No caso da família Polis, mesmo que o atual Prefeito se afaste, seu irmão Carlos, bem como os familiares acima mencionados, não poderão concorrer ao cargo de chefe do Poder Executivo.
Importante destacar que o TSE e o STF explicaram que a desincompatibilização, o afastamento do cargo, funciona para liberar o parente a concorrer a outros cargos, como vereador. Mas para a sucessão direta na prefeitura, a barreira permanece intransponível.
A pergunta que muitos fazem é: se Paulo Polis se afastar do cargo, não liberaria Carlos para concorrer? A resposta revela a profundidade da proteção constitucional.
Como mencionado no tópico anterior, o afastamento funciona para cargos legislativos, se Paulo se desincompatibilizasse, Carlos poderia concorrer a vereador. Mas para o cargo de prefeito, a lógica é diferente.
Quando alguém já cumpriu dois mandatos consecutivos, a Constituição entende que permitir um parente concorrer à sucessão seria contornar a própria limitação de reeleição. Se Paulo não pode ser reeleito, Carlos também não pode herdar o cargo. Seria como se a família continuasse governando, apenas com um rosto diferente.
O STF, em decisões sobre temas relacionados, reforçou essa interpretação. A Súmula Vinculante 18 do tribunal estabelece que “a dissolução da sociedade ou do vínculo conjugal, no curso do mandato, não afasta a inelegibilidade“. Ou seja, nem mesmo separações ou divórcios conseguem contornar a regra, a inelegibilidade reflexa é robusta.
Importante destacar que se Paulo Polis estivesse em primeiro mandato e se desincompatibilizasse seis meses antes do pleito, Carlos poderia concorrer ao cargo de Prefeito de Erechim, pois Paulo seria reelegível.
Há exceções. Se Paulo Polis falecesse durante o mandato, por exemplo, a inelegibilidade reflexa de Carlos cessaria, pois o STF já decidiu que a morte do titular extingue o parentesco para fins de inelegibilidade.
Importante ressaltar que a proibição alcança apenas o território do ente federativo correspondente. Ou seja, Carlos pode pleitear cargos eletivos estaduais ou federais independente da situação de seu irmão.

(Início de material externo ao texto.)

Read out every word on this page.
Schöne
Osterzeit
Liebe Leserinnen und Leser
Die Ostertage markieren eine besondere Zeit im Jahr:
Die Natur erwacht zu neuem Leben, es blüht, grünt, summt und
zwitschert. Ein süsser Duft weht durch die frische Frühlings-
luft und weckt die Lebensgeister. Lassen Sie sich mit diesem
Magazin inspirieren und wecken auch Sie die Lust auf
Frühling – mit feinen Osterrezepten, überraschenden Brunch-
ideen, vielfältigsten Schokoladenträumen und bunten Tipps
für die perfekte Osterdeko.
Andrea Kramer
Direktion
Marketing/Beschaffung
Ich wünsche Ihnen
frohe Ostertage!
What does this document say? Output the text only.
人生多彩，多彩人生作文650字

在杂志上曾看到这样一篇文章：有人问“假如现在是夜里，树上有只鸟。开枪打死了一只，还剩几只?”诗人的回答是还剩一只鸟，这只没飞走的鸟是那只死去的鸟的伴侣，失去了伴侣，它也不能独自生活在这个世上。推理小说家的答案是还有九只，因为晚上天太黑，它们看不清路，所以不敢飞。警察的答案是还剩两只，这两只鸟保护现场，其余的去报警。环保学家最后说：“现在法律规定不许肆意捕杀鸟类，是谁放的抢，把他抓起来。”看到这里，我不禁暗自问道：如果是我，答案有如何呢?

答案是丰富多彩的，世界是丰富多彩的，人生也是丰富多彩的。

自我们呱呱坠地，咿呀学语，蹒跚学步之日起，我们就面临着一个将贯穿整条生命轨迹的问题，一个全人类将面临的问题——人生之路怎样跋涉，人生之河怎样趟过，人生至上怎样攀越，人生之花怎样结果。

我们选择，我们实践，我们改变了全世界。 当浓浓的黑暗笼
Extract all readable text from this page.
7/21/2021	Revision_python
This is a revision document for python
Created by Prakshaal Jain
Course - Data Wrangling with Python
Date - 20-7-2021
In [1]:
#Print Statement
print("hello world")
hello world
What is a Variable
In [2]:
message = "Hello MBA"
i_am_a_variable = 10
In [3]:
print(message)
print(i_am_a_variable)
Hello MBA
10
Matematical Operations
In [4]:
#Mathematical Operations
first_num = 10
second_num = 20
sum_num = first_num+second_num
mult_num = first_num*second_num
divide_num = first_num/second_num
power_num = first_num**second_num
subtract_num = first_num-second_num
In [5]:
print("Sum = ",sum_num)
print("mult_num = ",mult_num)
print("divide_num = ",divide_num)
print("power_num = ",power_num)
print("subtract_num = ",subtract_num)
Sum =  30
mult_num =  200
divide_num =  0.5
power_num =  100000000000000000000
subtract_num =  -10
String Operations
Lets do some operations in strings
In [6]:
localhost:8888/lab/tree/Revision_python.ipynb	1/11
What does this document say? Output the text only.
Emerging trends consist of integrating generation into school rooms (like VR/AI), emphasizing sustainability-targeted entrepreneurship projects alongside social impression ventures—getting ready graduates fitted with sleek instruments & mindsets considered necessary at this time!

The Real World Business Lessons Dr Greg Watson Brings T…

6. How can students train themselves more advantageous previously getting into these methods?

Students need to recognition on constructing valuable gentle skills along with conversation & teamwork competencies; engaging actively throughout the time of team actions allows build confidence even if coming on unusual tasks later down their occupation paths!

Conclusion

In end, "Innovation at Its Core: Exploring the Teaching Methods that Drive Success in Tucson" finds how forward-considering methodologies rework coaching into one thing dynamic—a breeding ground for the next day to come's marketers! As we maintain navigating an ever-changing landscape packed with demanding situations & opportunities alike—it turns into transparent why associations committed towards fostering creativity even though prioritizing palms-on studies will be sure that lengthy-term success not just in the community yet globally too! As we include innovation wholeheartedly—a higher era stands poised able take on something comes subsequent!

Para fins didáticos, cita-se o exemplo da primeira-dama, Janja da Silva, que não pode concorrer a nenhum cargo eletivo no Brasil, seja do Poder Executivo ou Legislativo. O mesmo se aplica aos parentes até o segundo grau do Governador Eduardo Leite, igualmente indisponível à reeleição.
Carlos Polis poderia concorrer a vereador em Erechim sem maiores problemas se Paulo se afastasse seis meses antes de uma eleição. Ainda, o irmão do prefeito não está impedido de pleitear cargos estaduais ou nacionais, pois a inelegibilidade reflexa alcança apenas o limite territorial do ente federativo correspondente.
Assim, a impossibilidade de Carlos Polis concorrer à prefeitura de Erechim não é uma questão de opinião política ou preferência pessoal. É uma determinação constitucional, reforçada por décadas de jurisprudência dos tribunais superiores brasileiros que objetivam evitar o monopólio familiar.
Para Carlos Polis, as portas da política municipal não estão fechadas, apenas a da prefeitura, por enquanto. Outras candidaturas são viáveis. Mas a sucessão direta de Paulo Polis na chefia do executivo municipal permanece constitucionalmente impossível enquanto o irmão estiver no segundo mandato.